NOONAN | Whose history is carved into Rushmore?

None of history is wholly accurate, but the past is not well served by intentional distortion. President Donald Trump in his July 3 and July 4 speeches asserted that “our nation is witnessing a merciless campaign to wipe out our history, defame our heroes, erase our values and indoctrinate our children.”
If Trump is referring to Black Lives Matter, which he surely is, then the conversation is making our understanding of U.S. history deeper and wider. His speech at Mt. Rushmore, known as The Six Grandfathers (in translation) to the Sioux, conveyed his horror at his version of contemporary America’s treatment of the past.
Trump’s knowledge of historical U.S. agreements is apparently inaccurate and incomplete. Oglala Sioux President Julian Bear Runner asked for Trump to stay away from The Six Grandfathers and comply with 19th century treaties with the Sioux related to the tribe’s sacred lands. He did not, and neither did 3,500 mostly maskless individuals who attended his show.
The faces of presidents George Washington, Thomas Jefferson, Abraham Lincoln, and Theodore Roosevelt are sculpted into the famous mountain. These are some of the men whom Trump believes are defamed. Black Lives Matter presents a factual critique of two of these men as slave owners and one as a colonialist much in the vein of George III against whom Washington and Jefferson led the American Revolution.
Visitors to Washington’s Mount Vernon and Jefferson’s Monticello will see, in addition to the lovely homes in which these men resided, slave living quarters and the large plantations farmed by slaves in the Virginia heat and humidity.
Washington is known to have freed his slaves upon the death of his wife Martha, but many Mount Vernon slaves were owned by his wife and her first husband’s family. These men and women were not liberated.
At Jefferson’s estate visitors will hear about the enslaved Sally Hemings, who had six children with Jefferson, and her extended family that served the third president throughout his life. Roughly 600 slaves worked the five farms owned by the president. His Mulberry Road, the industrial center of the plantation operated by slaves, is easily seen from Monticello. He wrote The Declaration of Independence as his estate was expanding. His “all men are created equal” must still ring hollow to many minority Americans even as the statement is a core value upon which the United States is built.
Jefferson freed two slaves during his lifetime and seven upon his death. Two were Sally Hemings’ children. He lived a lavish life, often serving 20 to 30 people dinner, sharing his expensive taste in French wines. At his death, 130 slaves were sold to cover his debts.
It’s hard but essential to hold in mind that 12 out of 15 of the nation’s early presidents were slaveholders. Of the founding fathers, Presidents Washington, Jefferson, Madison, and Monroe held almost 1,100 slaves. All the founding fathers accepted slaves as three-fifths of a human in the U.S. constitution. That famous compromise meant that Southerners could win national presidential elections. Nine of 15 presidents before Lincoln came from slaveholding states.

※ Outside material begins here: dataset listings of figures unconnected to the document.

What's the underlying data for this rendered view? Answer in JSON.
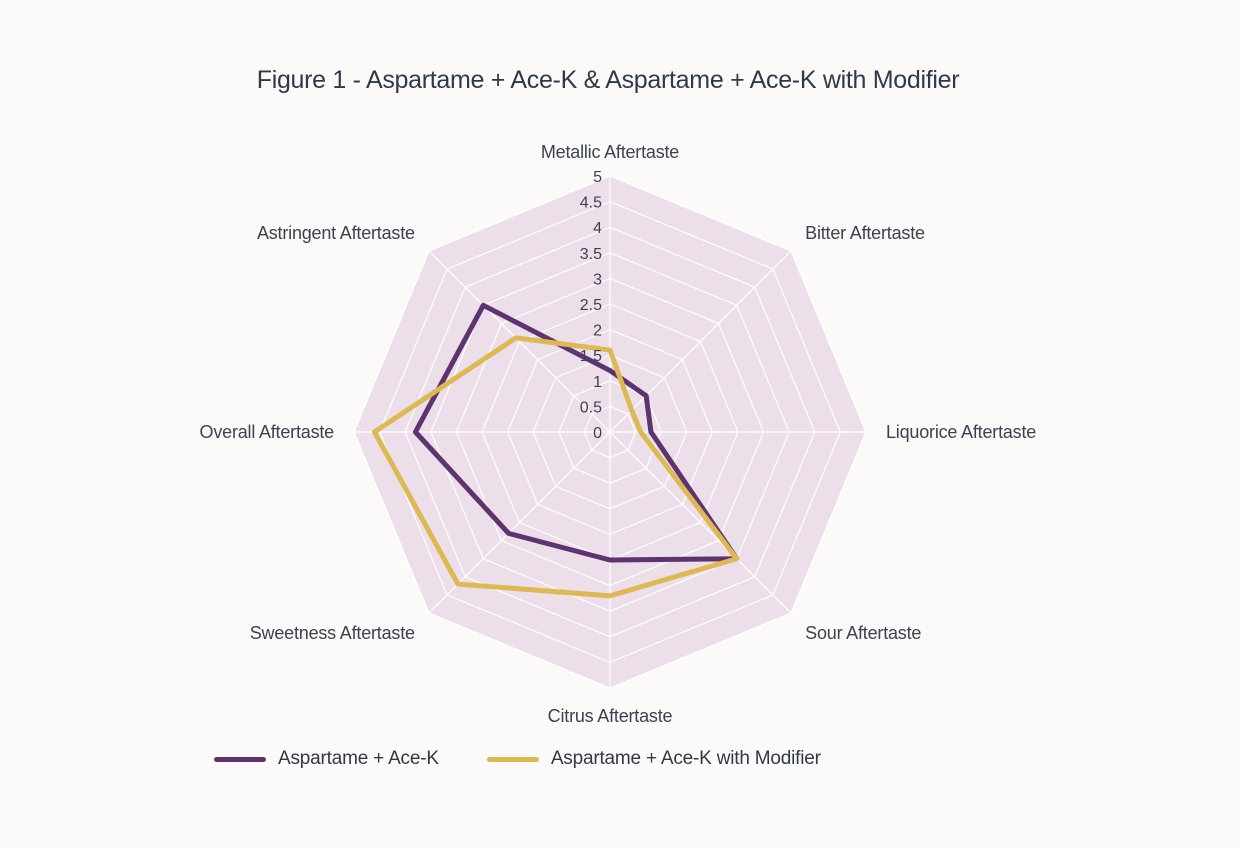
{
  "colors": {
    "background": "#fcfaf8",
    "radar_fill": "#ecdfea",
    "grid": "#ffffff",
    "series_1": "#5e3470",
    "series_2": "#dcb953"
  },
  "chart_data": {
    "type": "radar",
    "title": "Figure 1 - Aspartame + Ace-K & Aspartame + Ace-K with Modifier",
    "categories": [
      "Metallic Aftertaste",
      "Bitter Aftertaste",
      "Liquorice Aftertaste",
      "Sour Aftertaste",
      "Citrus Aftertaste",
      "Sweetness Aftertaste",
      "Overall Aftertaste",
      "Astringent Aftertaste"
    ],
    "ticks": [
      "0",
      "0.5",
      "1",
      "1.5",
      "2",
      "2.5",
      "3",
      "3.5",
      "4",
      "4.5",
      "5"
    ],
    "rlim": [
      0,
      5
    ],
    "series": [
      {
        "name": "Aspartame + Ace-K",
        "values": [
          1.2,
          1.0,
          0.8,
          3.5,
          2.5,
          2.8,
          3.8,
          3.5
        ]
      },
      {
        "name": "Aspartame + Ace-K with Modifier",
        "values": [
          1.6,
          0.6,
          0.6,
          3.5,
          3.2,
          4.2,
          4.6,
          2.6
        ]
      }
    ],
    "grid": true,
    "legend_position": "bottom"
  }
}
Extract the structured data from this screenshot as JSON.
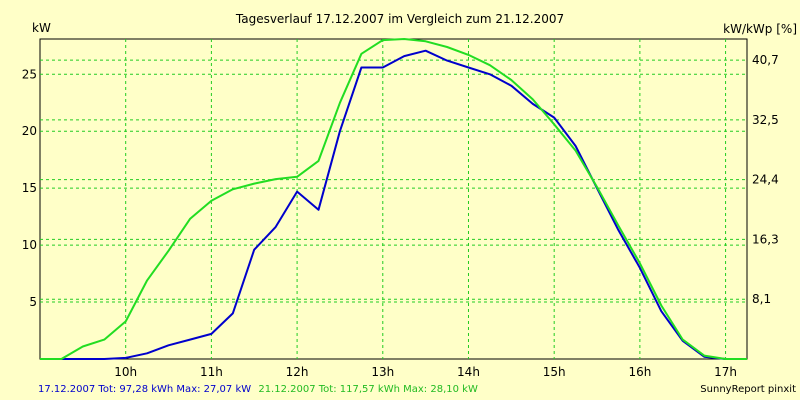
{
  "chart_data": {
    "type": "line",
    "title": "Tagesverlauf 17.12.2007 im Vergleich zum 21.12.2007",
    "ylabel_left": "kW",
    "ylabel_right": "kW/kWp [%]",
    "xlim": [
      9.0,
      17.25
    ],
    "ylim": [
      0,
      28.1
    ],
    "x_ticks": [
      10,
      11,
      12,
      13,
      14,
      15,
      16,
      17
    ],
    "x_tick_labels": [
      "10h",
      "11h",
      "12h",
      "13h",
      "14h",
      "15h",
      "16h",
      "17h"
    ],
    "y_ticks": [
      5,
      10,
      15,
      20,
      25
    ],
    "y_tick_labels": [
      "5",
      "10",
      "15",
      "20",
      "25"
    ],
    "y2_ticks": [
      5.25,
      10.5,
      15.75,
      21.0,
      26.25
    ],
    "y2_tick_labels": [
      "8,1",
      "16,3",
      "24,4",
      "32,5",
      "40,7"
    ],
    "grid": true,
    "series": [
      {
        "name": "17.12.2007",
        "color": "#0000cc",
        "x": [
          9.0,
          9.25,
          9.5,
          9.75,
          10.0,
          10.25,
          10.5,
          10.75,
          11.0,
          11.25,
          11.5,
          11.75,
          12.0,
          12.25,
          12.5,
          12.75,
          13.0,
          13.25,
          13.5,
          13.75,
          14.0,
          14.25,
          14.5,
          14.75,
          15.0,
          15.25,
          15.5,
          15.75,
          16.0,
          16.25,
          16.5,
          16.75,
          17.0,
          17.25
        ],
        "values": [
          0.0,
          0.0,
          0.0,
          0.0,
          0.1,
          0.5,
          1.2,
          1.7,
          2.2,
          4.0,
          9.6,
          11.6,
          14.7,
          13.1,
          20.0,
          25.6,
          25.6,
          26.6,
          27.07,
          26.2,
          25.6,
          25.0,
          24.0,
          22.4,
          21.2,
          18.7,
          15.0,
          11.3,
          8.0,
          4.2,
          1.6,
          0.2,
          0.0,
          0.0
        ]
      },
      {
        "name": "21.12.2007",
        "color": "#22dd22",
        "x": [
          9.0,
          9.25,
          9.5,
          9.75,
          10.0,
          10.25,
          10.5,
          10.75,
          11.0,
          11.25,
          11.5,
          11.75,
          12.0,
          12.25,
          12.5,
          12.75,
          13.0,
          13.25,
          13.5,
          13.75,
          14.0,
          14.25,
          14.5,
          14.75,
          15.0,
          15.25,
          15.5,
          15.75,
          16.0,
          16.25,
          16.5,
          16.75,
          17.0,
          17.25
        ],
        "values": [
          0.0,
          0.0,
          1.1,
          1.7,
          3.3,
          6.9,
          9.5,
          12.3,
          13.9,
          14.9,
          15.4,
          15.8,
          16.0,
          17.4,
          22.5,
          26.8,
          28.0,
          28.1,
          27.9,
          27.4,
          26.7,
          25.8,
          24.5,
          22.8,
          20.6,
          18.3,
          15.1,
          11.7,
          8.4,
          4.7,
          1.7,
          0.3,
          0.0,
          0.0
        ]
      }
    ]
  },
  "footer": {
    "series1_text": "17.12.2007 Tot: 97,28 kWh Max: 27,07 kW",
    "series2_text": "21.12.2007 Tot: 117,57 kWh Max: 28,10 kW",
    "credit": "SunnyReport pinxit"
  }
}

Southerners knew the political and economic value of slavery. Jefferson once calculated the worth of every new born slave on his property at 4% annual return on his investment. With the abolition of slavery, Southerners lost their economic engine and their political advantage as once male slaves, now freed voters, were not much interested in electing Southerners as president. Of 27 presidents elected after Lincoln, eight were from the south.
Today’s historical debates on history are necessary to moving toward a healthier, if not perfect, union. Washington fought the right war against the British monarchy. Jefferson defined the best ideas on liberty and freedom. The founding fathers put together a value-laden constitution, since improved with its amendments. The nation has an outstanding foundation.
But our Mt. Evans is named after a former governor, John Evans, who authorized the Sand Creek massacre of Arapaho and Cheyenne people. It’s the statue honoring the Union soldiers who performed the slaughter that individuals took down in front of the State Capitol. Mt. Evans is now a peak that many want to rename.
Surely there’s room in this union and this state for the history of all our peoples, no matter how uncomfortable. And surely we can restore indigenous names to at least some of our mountains, now so clearly visible due to our refreshingly clean COVID air.